The book released on Mayawati's 50th b'day tells all that you wanted to know about her, reports Sunita Aron.

india Updated: Jan 24, 2006 17:46 IST
Sunita Aron
Sunita Aron

Everything you wanted to know about Mayawati, but didn't know whom to ask. It's all (at least, most of it) in her book the BSP leader released on her 50th birthday in Delhi recently.

Mere Sangharshmay Jeevan and Bahujan Movement ka Safarnaama, while silent on the pertinent but delicate question of her personal wealth and other idiosyncrasies, does talk politics in an almost candid manner.

For instance, page 546 of the first part of the book reveals that the BSP supremo is not averse to "adjustments" with the BJP "if it renounces its manuvadi traits and throws out small-time leaders who create rift in the alliance".

On the short-lived alliance with the SP, she says they came together to ensure that the Bahujan Samaj came under one umbrella, under the leadership of someone from the Bahujan Samaj.
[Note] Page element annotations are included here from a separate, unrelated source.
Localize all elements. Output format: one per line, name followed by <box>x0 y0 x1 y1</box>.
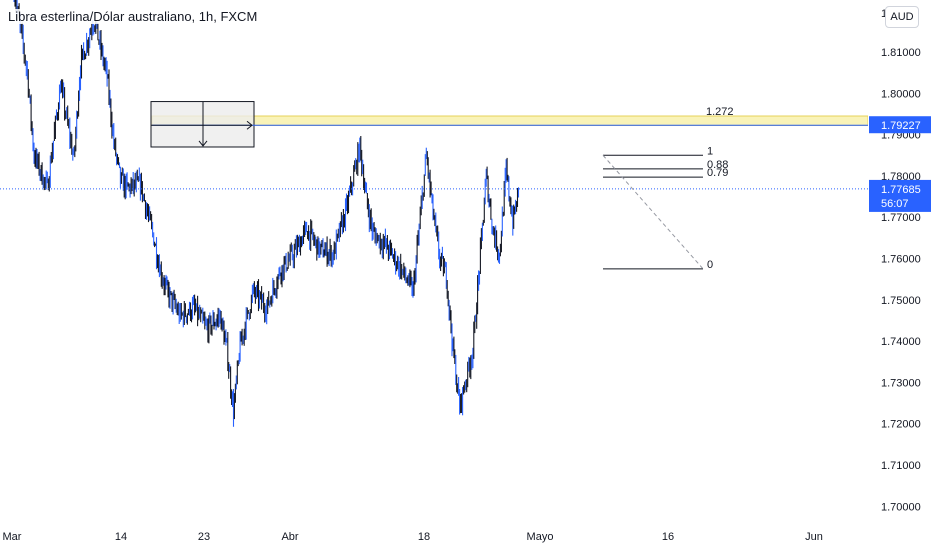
candle-series <box>13 0 520 427</box>
price-tick-label: 1.74000 <box>881 336 921 348</box>
price-tick-label: 1.73000 <box>881 377 921 389</box>
current-price-tag <box>869 179 931 212</box>
price-axis-bg <box>868 0 932 550</box>
time-tick-label: 14 <box>115 531 127 543</box>
time-tick-label: Mar <box>3 531 22 543</box>
price-tick-label: 1.76000 <box>881 254 921 266</box>
time-tick-label: Jun <box>805 531 823 543</box>
fib-level-label: 0 <box>707 259 713 271</box>
fib-level-label: 0.79 <box>707 167 728 179</box>
price-tick-label: 1.71000 <box>881 460 921 472</box>
fib-level-label: 1 <box>707 145 713 157</box>
price-tick-label: 1.81000 <box>881 47 921 59</box>
price-tick-label: 1.75000 <box>881 295 921 307</box>
target-price-label: 1.79227 <box>881 120 921 132</box>
fib-trend-line <box>602 154 704 270</box>
price-tick-label: 1.78000 <box>881 171 921 183</box>
time-tick-label: Abr <box>281 531 298 543</box>
price-tick-label: 1.70000 <box>881 501 921 513</box>
time-tick-label: 23 <box>198 531 210 543</box>
currency-button[interactable]: AUD <box>885 6 919 28</box>
countdown-label: 56:07 <box>881 198 909 210</box>
drawing-fills <box>150 101 869 148</box>
box-arrow-head-down <box>198 140 208 147</box>
drawing-lines: 1.272 1 0.880.79 0 <box>0 101 868 271</box>
current-price-label: 1.77685 <box>881 184 921 196</box>
price-tick-label: 1.80000 <box>881 88 921 100</box>
price-tick-label: 1.77000 <box>881 212 921 224</box>
target-price-tag <box>869 116 931 134</box>
fib-level-label: 0.88 <box>707 159 728 171</box>
time-tick-label: Mayo <box>527 531 554 543</box>
time-tick-label: 18 <box>418 531 430 543</box>
extension-label: 1.272 <box>706 106 734 118</box>
axes: 1.810001.800001.790001.780001.770001.760… <box>3 0 932 550</box>
box-arrow-head-right <box>246 120 253 130</box>
price-tick-label: 1.72000 <box>881 419 921 431</box>
chart-title: Libra esterlina/Dólar australiano, 1h, F… <box>6 9 260 24</box>
extension-zone <box>151 115 869 127</box>
time-tick-label: 16 <box>662 531 674 543</box>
It failed because of Mulayam's selfish politics, she writes.

She wants Congress to treat the Bahujan Samaj better "unlike past leaders". And she demands a public apology from Mulayam for the infamous State Guest House incident.
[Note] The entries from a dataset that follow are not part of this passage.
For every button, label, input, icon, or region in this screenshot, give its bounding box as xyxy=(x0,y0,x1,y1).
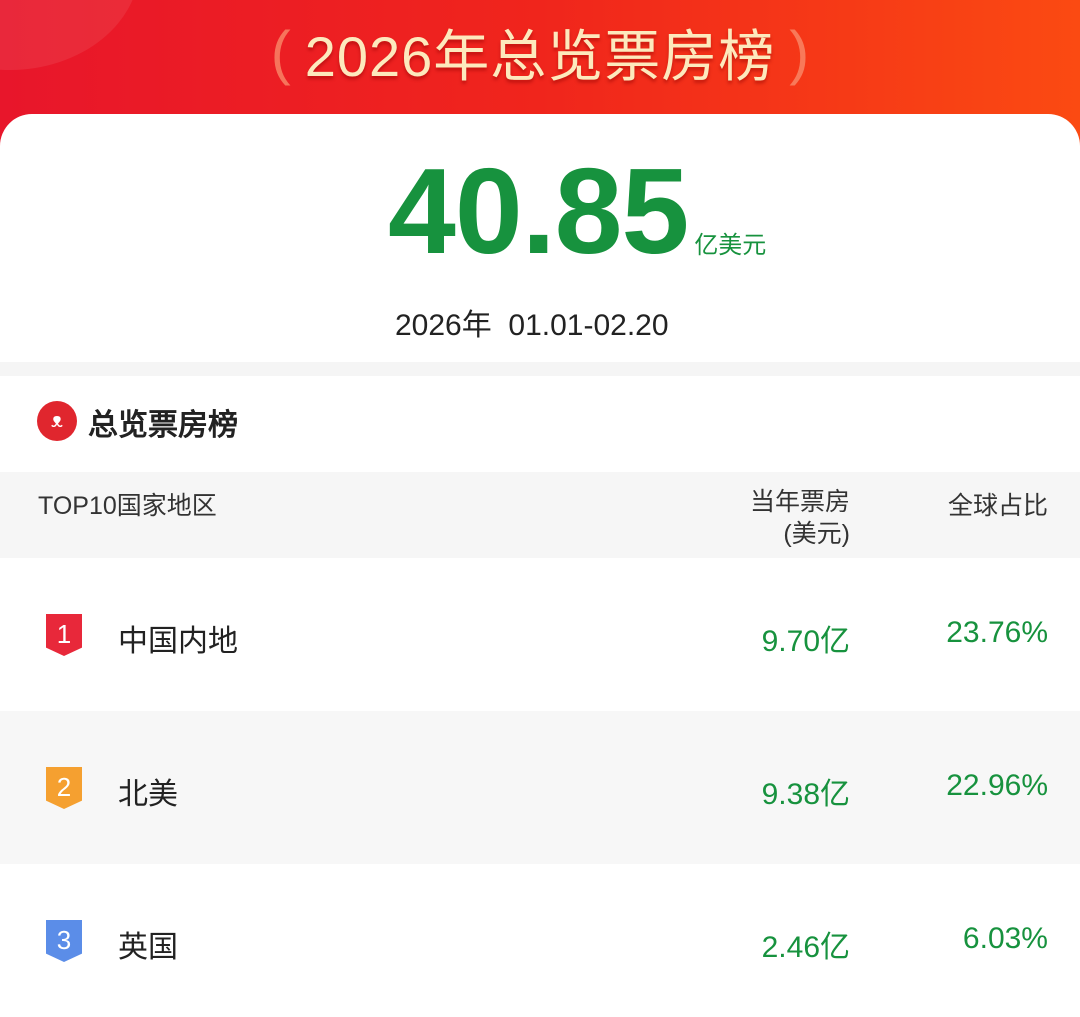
share-value: 6.03% xyxy=(962,922,1048,955)
rank-badge-icon: 1 xyxy=(46,614,82,656)
laurel-right-icon: ) xyxy=(789,18,810,86)
cat-eye-logo-icon: ᴥ xyxy=(37,401,77,441)
region-name: 中国内地 xyxy=(118,625,238,658)
region-name: 英国 xyxy=(118,931,178,964)
box-office-value: 9.38亿 xyxy=(761,778,850,811)
share-value: 22.96% xyxy=(946,769,1048,802)
total-row: 40.85 亿美元 xyxy=(388,150,766,272)
share-value: 23.76% xyxy=(946,616,1048,649)
section-header: ᴥ 总览票房榜 xyxy=(0,376,1080,472)
table-row[interactable]: 3 英国 2.46亿 6.03% xyxy=(0,864,1080,1017)
title-bar: ( 2026年总览票房榜 ) xyxy=(0,12,1080,93)
table-header: TOP10国家地区 当年票房 (美元) 全球占比 xyxy=(0,472,1080,558)
divider xyxy=(0,362,1080,376)
rank-badge-icon: 3 xyxy=(46,920,82,962)
laurel-left-icon: ( xyxy=(270,18,291,86)
section-title: 总览票房榜 xyxy=(88,409,238,442)
column-box-office-label: 当年票房 xyxy=(749,488,850,516)
box-office-value: 9.70亿 xyxy=(761,625,850,658)
table-row[interactable]: 1 中国内地 9.70亿 23.76% xyxy=(0,558,1080,711)
total-unit: 亿美元 xyxy=(694,232,767,259)
table-row[interactable]: 2 北美 9.38亿 22.96% xyxy=(0,711,1080,864)
column-share: 全球占比 xyxy=(947,492,1048,520)
region-name: 北美 xyxy=(118,778,178,811)
column-box-office-unit: (美元) xyxy=(783,520,850,548)
total-box-office: 40.85 xyxy=(388,143,689,279)
box-office-value: 2.46亿 xyxy=(761,931,850,964)
summary-card: 40.85 亿美元 2026年 01.01-02.20 xyxy=(0,114,1080,364)
rank-badge-icon: 2 xyxy=(46,767,82,809)
column-region: TOP10国家地区 xyxy=(38,492,217,520)
column-box-office: 当年票房 (美元) xyxy=(750,486,850,550)
date-range: 2026年 01.01-02.20 xyxy=(395,309,669,342)
page-title: 2026年总览票房榜 xyxy=(304,25,776,88)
The 2,000-page book traces Maya's political journey that started with her first meeting with Kanshi Ram sometime in 1977, across her three stints as Chief Minister of Uttar Pradesh and ends with the political message that the interest of the uppercaste was also safe with the BSP.

Reacting to the book, Chief Minister Mulayam Singh Yadav said he would not publicly apologise for something he was not even involved in.

He said he had been magnanimous in ignoring BSP's baseless tirade against him. "Had I been vindictive, Mayawati and some of her ministers would have been in serious trouble," he said.